As (Tsallis, 2004) defined and (Bulraga, 2005) proved experimentally, a physical system outside of equilibrium will behave under non-extensive entropy. Also, such a system will be characterized by a q-triangle: three values of $q$, where different characteristics of the system will be formalized under a Tsallis entropy.
The three values of $q$ are defined as:
An equilibrium state means $\{q_{statistical}, q_{sensitivity}, q_{relaxation}\} = \{1, 1, 1\}$; and out of equilibrium means $\{q_{statistical}, q_{sensitivity}, q_{relaxation}\} \neq \{1, 1, 1\}$. Moreover, how far the quantities deviate from $1$ means a higher trend into the characteristic of that $q$. A physical system out of equilibrium is expected to behave with: $q_{statistical} > 1$, $q_{sensitivity} < 1$ and $q_{relaxation} > 1$.
The question is which $q$ is the one used towards average predictive information.
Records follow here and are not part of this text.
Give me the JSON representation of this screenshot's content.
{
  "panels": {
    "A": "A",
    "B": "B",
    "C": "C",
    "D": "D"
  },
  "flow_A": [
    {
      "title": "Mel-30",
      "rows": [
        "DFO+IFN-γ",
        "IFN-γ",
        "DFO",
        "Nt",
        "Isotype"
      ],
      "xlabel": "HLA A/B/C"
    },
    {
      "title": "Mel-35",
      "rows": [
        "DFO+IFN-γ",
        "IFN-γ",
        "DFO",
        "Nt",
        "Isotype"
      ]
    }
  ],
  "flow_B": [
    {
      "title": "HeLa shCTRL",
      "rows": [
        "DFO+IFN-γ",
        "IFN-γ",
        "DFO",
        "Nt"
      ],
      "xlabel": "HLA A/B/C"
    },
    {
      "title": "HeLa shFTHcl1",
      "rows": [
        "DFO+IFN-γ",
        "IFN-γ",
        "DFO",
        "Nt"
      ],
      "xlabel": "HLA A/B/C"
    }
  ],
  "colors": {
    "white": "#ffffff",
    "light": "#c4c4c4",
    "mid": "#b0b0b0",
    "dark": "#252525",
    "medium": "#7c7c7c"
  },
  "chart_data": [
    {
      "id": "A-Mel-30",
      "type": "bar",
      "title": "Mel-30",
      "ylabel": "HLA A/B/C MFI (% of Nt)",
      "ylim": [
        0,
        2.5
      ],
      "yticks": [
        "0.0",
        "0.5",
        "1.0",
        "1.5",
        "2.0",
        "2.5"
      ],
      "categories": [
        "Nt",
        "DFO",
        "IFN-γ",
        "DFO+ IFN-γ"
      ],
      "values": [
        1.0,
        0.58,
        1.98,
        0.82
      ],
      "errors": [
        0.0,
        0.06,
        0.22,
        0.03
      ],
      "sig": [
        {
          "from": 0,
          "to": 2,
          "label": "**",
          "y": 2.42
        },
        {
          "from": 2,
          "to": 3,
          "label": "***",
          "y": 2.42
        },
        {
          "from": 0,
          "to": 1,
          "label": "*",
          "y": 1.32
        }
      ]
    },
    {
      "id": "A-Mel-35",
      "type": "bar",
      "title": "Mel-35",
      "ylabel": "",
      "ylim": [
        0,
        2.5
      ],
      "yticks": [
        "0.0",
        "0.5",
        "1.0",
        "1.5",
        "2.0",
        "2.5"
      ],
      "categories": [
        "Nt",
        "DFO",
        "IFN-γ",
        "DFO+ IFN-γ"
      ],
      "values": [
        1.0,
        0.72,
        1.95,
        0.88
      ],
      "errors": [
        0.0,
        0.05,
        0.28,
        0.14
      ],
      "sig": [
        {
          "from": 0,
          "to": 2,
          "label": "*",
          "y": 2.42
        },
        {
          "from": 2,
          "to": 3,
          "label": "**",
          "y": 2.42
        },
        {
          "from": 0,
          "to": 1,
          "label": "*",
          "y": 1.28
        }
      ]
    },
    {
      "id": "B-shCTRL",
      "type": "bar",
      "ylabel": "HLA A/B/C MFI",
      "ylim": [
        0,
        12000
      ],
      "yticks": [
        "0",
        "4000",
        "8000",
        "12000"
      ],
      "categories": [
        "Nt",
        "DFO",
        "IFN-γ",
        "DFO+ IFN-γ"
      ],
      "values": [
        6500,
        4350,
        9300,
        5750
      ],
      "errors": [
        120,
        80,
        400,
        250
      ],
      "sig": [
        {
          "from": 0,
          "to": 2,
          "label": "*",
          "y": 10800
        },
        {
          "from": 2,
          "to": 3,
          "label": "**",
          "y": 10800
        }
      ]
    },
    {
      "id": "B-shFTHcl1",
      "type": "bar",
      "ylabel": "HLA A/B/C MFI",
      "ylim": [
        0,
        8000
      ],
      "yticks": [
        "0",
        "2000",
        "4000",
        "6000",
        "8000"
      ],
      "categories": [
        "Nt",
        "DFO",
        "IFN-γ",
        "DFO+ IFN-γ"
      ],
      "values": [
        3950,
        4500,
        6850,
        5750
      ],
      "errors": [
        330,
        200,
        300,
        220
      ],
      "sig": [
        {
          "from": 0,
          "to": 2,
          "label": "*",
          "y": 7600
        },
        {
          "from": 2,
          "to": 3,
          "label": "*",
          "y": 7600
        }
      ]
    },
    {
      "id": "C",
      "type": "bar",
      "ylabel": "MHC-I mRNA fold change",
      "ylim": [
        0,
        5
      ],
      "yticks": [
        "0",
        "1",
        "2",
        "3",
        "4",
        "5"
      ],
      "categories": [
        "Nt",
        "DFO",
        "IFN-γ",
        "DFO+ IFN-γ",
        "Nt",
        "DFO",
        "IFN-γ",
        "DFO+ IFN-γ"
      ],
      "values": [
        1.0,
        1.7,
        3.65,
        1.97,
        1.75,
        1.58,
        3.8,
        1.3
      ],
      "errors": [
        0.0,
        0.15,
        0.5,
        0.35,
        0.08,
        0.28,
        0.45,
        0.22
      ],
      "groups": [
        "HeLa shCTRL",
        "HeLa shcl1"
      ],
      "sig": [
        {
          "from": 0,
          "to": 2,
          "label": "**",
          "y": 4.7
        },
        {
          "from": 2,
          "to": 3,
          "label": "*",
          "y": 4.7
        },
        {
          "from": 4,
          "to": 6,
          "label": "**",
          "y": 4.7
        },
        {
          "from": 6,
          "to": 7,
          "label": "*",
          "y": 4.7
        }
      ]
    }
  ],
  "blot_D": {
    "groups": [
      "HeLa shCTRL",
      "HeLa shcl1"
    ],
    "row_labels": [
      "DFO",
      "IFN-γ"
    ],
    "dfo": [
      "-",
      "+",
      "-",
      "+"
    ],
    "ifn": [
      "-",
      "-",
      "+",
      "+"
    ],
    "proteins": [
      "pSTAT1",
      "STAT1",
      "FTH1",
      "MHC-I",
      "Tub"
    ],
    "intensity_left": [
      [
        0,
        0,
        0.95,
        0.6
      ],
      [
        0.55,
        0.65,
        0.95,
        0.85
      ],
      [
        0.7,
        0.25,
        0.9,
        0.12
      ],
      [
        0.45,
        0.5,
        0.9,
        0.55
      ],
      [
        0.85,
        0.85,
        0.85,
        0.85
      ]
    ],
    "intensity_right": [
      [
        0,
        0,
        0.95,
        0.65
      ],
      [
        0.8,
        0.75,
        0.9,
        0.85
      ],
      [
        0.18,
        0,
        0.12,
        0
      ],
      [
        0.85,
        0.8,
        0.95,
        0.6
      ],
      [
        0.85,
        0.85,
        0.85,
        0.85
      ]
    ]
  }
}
As long as we assume the previous question to be negative, i.e. there cannot be a predictive system with $q < 1$, we can say that we are not after $q_{sensitivity}$. This should make sense. A predictive system is trained several times, cross-validated, and its input comes in shuffled order. Since the order of the data during the training of the predictive system should not matter towards the resulting trained system, training algorithms are expected to remove initial condition sensitivity.
Whether the $q$ we are after for predictive systems is $q_{statistical}$ or $q_{relaxation}$ is a harder question. This leads to the next, and more practical, question.
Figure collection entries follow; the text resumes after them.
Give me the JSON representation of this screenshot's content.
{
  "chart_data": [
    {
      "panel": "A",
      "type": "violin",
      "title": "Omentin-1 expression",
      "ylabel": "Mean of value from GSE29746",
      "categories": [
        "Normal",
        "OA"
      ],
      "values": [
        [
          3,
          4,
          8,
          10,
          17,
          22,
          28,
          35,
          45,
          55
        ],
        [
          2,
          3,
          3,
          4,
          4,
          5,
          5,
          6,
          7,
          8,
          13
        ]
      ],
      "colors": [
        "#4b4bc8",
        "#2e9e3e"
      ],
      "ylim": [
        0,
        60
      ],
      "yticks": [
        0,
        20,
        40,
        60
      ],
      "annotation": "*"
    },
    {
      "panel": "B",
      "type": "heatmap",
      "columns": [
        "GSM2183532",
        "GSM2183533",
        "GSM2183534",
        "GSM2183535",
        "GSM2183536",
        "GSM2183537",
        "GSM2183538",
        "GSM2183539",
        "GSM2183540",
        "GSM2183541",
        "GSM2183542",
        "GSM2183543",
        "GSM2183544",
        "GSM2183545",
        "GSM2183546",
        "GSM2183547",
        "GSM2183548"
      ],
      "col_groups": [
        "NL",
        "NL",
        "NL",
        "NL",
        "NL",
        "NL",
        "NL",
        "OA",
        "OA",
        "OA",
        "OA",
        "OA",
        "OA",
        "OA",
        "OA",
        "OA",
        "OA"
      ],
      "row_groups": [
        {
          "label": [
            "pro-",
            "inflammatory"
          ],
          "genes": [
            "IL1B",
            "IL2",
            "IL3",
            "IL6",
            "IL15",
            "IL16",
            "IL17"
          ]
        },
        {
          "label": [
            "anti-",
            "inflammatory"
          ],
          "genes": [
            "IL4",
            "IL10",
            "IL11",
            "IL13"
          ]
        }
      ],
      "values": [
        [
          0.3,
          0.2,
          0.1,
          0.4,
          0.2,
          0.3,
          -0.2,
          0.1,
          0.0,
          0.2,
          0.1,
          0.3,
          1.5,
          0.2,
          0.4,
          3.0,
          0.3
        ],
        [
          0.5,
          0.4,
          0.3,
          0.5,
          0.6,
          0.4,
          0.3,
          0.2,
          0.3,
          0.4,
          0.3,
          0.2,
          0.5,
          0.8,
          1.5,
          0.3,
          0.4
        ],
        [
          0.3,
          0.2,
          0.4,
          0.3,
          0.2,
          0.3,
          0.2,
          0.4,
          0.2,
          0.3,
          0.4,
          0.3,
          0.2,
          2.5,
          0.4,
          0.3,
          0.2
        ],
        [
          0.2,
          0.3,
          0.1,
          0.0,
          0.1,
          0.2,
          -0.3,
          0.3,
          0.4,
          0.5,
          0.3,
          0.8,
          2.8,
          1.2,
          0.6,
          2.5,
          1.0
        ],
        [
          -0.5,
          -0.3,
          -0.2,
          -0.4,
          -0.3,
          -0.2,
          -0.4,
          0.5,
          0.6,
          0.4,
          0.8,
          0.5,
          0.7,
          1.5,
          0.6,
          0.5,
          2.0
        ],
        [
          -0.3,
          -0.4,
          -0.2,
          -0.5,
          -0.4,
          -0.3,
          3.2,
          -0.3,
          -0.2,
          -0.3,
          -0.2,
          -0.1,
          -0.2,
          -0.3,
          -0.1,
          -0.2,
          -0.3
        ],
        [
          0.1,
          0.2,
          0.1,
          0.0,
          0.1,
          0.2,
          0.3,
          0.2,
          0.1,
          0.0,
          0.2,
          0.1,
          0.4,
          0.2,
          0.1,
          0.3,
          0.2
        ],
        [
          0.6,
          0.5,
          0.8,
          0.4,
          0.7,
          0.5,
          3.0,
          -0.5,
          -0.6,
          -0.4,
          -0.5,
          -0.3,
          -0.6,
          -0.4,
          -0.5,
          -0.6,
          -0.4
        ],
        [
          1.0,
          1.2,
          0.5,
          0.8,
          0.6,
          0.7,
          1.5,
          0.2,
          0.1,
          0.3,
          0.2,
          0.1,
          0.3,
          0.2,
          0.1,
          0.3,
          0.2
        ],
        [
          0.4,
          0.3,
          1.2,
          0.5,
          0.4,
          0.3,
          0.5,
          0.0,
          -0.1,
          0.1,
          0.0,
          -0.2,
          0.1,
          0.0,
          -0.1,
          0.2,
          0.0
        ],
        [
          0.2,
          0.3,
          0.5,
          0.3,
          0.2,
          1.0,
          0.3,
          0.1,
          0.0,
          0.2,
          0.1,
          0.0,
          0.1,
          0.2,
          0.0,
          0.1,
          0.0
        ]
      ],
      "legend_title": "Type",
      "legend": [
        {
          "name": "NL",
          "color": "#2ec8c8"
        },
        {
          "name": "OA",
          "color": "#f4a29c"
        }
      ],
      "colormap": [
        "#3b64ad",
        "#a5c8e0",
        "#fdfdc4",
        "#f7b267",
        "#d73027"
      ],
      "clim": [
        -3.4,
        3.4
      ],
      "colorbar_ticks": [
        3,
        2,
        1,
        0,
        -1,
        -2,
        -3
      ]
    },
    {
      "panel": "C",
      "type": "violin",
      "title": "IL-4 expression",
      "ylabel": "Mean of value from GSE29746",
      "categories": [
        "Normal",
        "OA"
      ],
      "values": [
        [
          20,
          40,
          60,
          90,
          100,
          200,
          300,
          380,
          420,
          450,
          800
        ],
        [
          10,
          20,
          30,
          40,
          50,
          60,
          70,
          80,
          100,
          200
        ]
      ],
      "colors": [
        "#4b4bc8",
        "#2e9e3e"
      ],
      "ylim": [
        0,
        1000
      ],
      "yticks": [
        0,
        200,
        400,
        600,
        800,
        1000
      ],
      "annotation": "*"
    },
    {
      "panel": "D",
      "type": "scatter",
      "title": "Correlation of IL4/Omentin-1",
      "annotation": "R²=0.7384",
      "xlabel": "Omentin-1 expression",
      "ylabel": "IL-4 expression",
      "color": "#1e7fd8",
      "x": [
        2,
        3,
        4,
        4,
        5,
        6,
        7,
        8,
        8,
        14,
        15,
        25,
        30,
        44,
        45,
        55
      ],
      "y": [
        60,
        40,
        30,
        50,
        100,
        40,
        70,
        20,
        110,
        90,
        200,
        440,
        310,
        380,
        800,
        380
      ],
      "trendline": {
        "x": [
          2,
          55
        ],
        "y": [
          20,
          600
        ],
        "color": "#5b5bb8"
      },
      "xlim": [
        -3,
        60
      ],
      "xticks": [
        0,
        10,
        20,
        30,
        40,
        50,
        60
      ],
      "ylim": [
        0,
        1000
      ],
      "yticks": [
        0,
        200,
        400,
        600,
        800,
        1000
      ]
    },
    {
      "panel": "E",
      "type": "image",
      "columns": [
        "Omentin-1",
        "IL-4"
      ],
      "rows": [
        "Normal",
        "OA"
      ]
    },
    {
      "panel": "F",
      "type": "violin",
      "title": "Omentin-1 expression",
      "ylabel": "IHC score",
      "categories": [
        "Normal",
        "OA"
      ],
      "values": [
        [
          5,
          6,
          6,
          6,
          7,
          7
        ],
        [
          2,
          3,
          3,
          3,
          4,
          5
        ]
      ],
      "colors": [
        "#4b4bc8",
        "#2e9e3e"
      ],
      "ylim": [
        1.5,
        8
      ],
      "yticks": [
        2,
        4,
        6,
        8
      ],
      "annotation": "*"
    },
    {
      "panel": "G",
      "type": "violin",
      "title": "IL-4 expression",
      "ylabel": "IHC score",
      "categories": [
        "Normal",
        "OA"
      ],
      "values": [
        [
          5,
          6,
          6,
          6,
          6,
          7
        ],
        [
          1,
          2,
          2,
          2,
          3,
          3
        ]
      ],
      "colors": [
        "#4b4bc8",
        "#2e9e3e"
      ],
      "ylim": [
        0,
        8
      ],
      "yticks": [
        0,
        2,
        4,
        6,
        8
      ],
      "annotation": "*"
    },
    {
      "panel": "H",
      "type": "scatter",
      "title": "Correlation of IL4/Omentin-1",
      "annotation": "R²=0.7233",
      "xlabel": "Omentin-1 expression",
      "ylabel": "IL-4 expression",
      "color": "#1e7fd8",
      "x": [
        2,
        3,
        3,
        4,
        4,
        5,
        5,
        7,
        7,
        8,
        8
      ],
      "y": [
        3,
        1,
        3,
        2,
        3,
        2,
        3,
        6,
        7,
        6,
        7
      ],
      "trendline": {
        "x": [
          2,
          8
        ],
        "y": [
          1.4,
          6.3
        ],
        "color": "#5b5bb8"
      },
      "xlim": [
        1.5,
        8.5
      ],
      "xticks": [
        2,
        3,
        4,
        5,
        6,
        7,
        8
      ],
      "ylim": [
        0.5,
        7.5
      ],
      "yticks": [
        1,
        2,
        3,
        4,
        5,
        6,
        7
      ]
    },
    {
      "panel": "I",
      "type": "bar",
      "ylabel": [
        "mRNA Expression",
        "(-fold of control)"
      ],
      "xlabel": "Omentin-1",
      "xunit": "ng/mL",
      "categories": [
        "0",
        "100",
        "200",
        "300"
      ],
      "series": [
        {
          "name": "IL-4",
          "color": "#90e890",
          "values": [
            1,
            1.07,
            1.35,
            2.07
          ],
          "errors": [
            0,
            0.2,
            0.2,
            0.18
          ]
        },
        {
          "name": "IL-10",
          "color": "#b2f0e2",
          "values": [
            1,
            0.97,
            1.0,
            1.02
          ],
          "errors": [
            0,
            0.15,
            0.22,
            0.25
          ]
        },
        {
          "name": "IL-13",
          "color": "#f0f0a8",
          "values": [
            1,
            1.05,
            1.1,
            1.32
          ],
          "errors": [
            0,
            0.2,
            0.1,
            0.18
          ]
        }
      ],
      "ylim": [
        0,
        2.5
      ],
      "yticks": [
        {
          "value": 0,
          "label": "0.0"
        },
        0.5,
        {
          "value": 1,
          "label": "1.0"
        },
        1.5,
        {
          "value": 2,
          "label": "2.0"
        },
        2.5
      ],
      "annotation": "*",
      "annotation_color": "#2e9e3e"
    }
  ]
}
We are thinking about the entropy of the predictive system when trained. This leads to the idea of adding an entropic term to the error function optimized during training, akin of the work by (Anastasiadis, 2003). For some value of $q$, at any point during training the value of the average predictive information will be about the size of the variance between the current error and its global minimum. This is akin of the work in (Tsallis, 1992). The assumption in that work is that one could start adding infinite noise and then reduce from that, which is not possible in practice. Yet, in practice we can start from a high enough noise.
Perhaps placing the entropic form into the error function is not the only possible addition to the training algorithm. As in (Anastasiadis, 2003), who placed an entropic form into Nprop training directly, other parametrisations of current training algorithms are possible. If more than one paramtrisation is possible, then it could be that we do not need to choose between $q_{statistical}$ and $q_{relaxation}$. It may be that each $q$ parameter corresponds to the distinct $q$ in a physical system.
We have been working under the assumption that our target perfect predictive system has no noise in the input or output measures. We then kept this assumption when thinking about real world predictive systems. In the real world data will be noisy. Whether the improved predictive system with entropic term will react (train) better or worse under noisy data is a topic for another discussion. Currently there is no experimental work that did attempt to test the effects of noisy data on the behavior of predictive systems using non-extensive entropic forms.